The war is over and now, finally, so is the tax that funded it.

But the Spanish-American War was over 108 years ago, and the Treasury Department just announced last week it would no longer try to collect the phone tax Congress passed to pay for it.

The tax was first levied in 1898 on long-distance telephone calls. It was another of Washington’s attempts to hit the rich because they were the only ones who could afford such calls back then.

But since technological advancements have made phones and long-distance calling cheap, nearly everyone pays the tax, roughly 3 percent of their monthly telephone bills. (It was temporarily hiked to 10 percent to help cover the costs of the Vietnam War.)

Following elimination of the tax, taxpayers will receive a refund of about $13 billion that has been collected on long-distance calls made since March 2003.

Putting it in broader perspective, the telephone tax was a fitting candidate for elimination because it violates some of the fundamental tenets of a good tax system.

First, it wasn’t transparent.

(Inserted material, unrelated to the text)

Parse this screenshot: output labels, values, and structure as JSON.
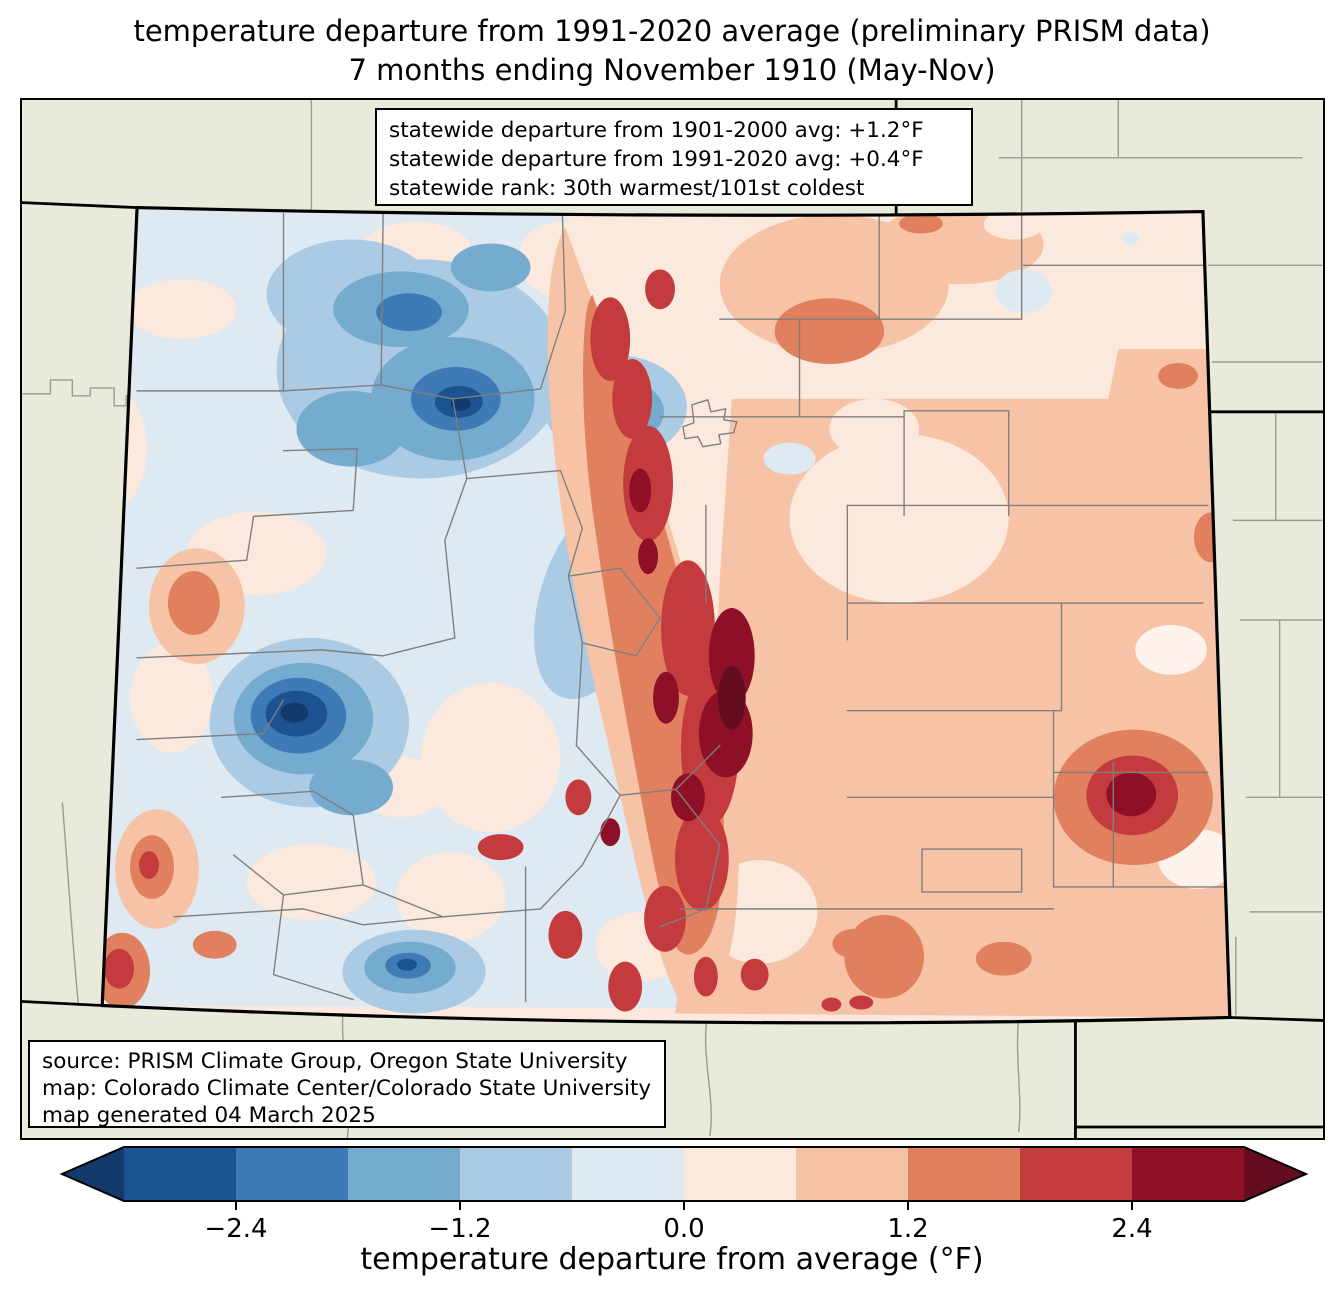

Who knew they were paying it? Transparency is important because Americans need to know what they are paying in taxes—and why.

Second, the telephone tax was created as a temporary assessment. There is nothing inherently wrong with a temporary tax to address some compelling national purpose. But as this tax demonstrates, Congress doesn’t seem to understand what the word “temporary” means. Until Congress can live up to its agreements, Americans shouldn’t support temporary taxes.

So say goodbye to this monstrosity, and let’s take the next step towards implementing a 21st century tax system.